La música ambiental en directo daba buena fe de la exquisitez del restaurante. El constante trajín de camareros impolutamente uniformados era el resultado de atender las peticiones especialmente exigentes de los clientes esa noche.

En las mesas, decenas de parejas mantenían una romántica velada, vestidos con una indumentaria acorde para la ocasión. Otras mesas eran ocupadas por altos directivos que celebraban hartos de champán algún éxito reciente en su compañía.

Pero había una mesa apartada junto a un gran ventanal con vistas a la noche de la gran ciudad, donde una bellísima mujer, con un elegante vestido azul aguardaba sola y absorta a que llegase su acompañante.

Su rostro conjugaba la tristeza y la esperanza, tristeza por el retraso de su esperado, que se demoraba más de media hora, y esperanza de pensar que no se le hubiese olvidado la cita especial de ese día.

Y esa mujer eras tú y esa mesa era nuestra mesa, en la que te pedí matrimonio con las estrellas de testigo y en la que cada año renovábamos nuestra promesa de amor. Si, hoy también es 19 de mayo, pero sabes que tu espera es inútil.

Y mientras los minutos siguen pasando, pides al camarero una consumición, que agotas despacio, dejando la marca de tus labios con cada sorbo, apretándolos con fuerza contra el delicado cristal.

Entonces se pone en marcha el complejo mecanismo de tu imaginación, condicionado por todo el dolor que has padecido durante los últimos meses, y es cuando por fin me ves entrar por la puerta con un ramo de rosas blancas en una mano y el maletín en la otra, trotando porque sé que me he retrasado.

Y tú levantas la mirada y recorres conmigo el camino desde la puerta hasta la mesa en la que sigues esperando, pero ya sin tristeza porque piensas que la tardanza se debía a alguna causa justificada, y sonríes y se iluminan tus ojos.
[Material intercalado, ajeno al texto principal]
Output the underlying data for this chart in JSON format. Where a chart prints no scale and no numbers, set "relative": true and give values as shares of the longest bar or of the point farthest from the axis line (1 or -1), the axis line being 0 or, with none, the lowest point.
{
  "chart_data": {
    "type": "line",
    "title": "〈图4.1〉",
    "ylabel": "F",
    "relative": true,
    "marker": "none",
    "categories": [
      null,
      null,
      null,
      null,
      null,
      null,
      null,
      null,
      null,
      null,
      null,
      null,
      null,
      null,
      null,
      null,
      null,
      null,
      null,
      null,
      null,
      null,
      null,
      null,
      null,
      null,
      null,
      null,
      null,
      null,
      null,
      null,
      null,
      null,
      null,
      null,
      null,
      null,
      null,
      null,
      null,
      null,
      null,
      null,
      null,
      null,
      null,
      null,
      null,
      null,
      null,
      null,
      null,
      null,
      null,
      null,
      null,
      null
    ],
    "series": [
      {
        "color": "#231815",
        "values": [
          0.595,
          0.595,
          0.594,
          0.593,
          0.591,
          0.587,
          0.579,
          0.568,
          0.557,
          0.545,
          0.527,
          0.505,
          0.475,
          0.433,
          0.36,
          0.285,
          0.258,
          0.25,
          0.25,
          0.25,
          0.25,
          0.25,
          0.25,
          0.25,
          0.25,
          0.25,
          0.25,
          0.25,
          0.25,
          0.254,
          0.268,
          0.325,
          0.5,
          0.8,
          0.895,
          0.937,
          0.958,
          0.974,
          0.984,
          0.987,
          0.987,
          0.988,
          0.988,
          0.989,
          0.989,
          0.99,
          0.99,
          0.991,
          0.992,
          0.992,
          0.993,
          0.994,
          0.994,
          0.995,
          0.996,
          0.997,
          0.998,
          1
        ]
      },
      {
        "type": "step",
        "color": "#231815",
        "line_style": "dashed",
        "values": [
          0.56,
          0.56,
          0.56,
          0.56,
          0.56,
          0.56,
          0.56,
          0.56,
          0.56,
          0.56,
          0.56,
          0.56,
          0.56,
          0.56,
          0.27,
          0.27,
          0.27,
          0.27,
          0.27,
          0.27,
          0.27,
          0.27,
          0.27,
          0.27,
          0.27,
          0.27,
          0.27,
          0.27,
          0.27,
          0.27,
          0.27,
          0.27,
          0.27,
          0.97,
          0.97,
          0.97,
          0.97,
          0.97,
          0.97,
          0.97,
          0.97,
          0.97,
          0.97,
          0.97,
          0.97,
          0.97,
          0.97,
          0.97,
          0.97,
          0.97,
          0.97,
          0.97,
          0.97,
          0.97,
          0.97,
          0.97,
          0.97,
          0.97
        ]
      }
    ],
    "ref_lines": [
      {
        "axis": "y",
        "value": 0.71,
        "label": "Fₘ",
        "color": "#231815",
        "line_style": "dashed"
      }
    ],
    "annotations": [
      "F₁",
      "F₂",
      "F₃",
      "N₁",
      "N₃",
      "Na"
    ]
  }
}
Pero cuando por fin me encuentro a unos pocos metros de ti, ves como mi figura se desvanece como la niebla hasta desaparecer. Miras a tu alrededor buscándome desesperadamente, pero sólo encuentras las miradas de lástima y compasión de las personas de las mesas más próximas.

Es en ese momento en el que recuperas la lucidez y te das de bruces con la realidad. Una inmensa tristeza te inunda, te colapsa la mente y comienzan a salir lágrimas de puro dolor, que no puedes controlar, que no quieres controlar.

Y sabes que te va a entrar otra crisis pero no quieres sacar las pastillas del bolso porque piensas que lo único que hacen es postergar e incrementar el sufrimiento al que un día te tendrás que enfrentar para que cese definitivamente.

Pero aún no estás preparada para ese encuentro y tu corazón se resiente con el aumento de ansiedad y te provoca un desmayo mientras intentas alcanzar la puerta de salida.

Y totalmente inconsciente te trasladan en ambulancia hasta el hospital de San Javier, en el que permanecerás los próximos días sedada y en observación, recibiendo ayuda psicológica. En ese mismo hospital en el que ya no pudieron hacer nada por mi, el mismo en el que nos despedimos definitivamente hace ya ocho años.

‘Ella despidió a su amor, él partió en un barco en el muelle de san Blas.
Él juró que volvería y empapada en llanto ella juró que esperaría…
Llevaba el mismo vestido por si él volviera no se fuera a equivocar.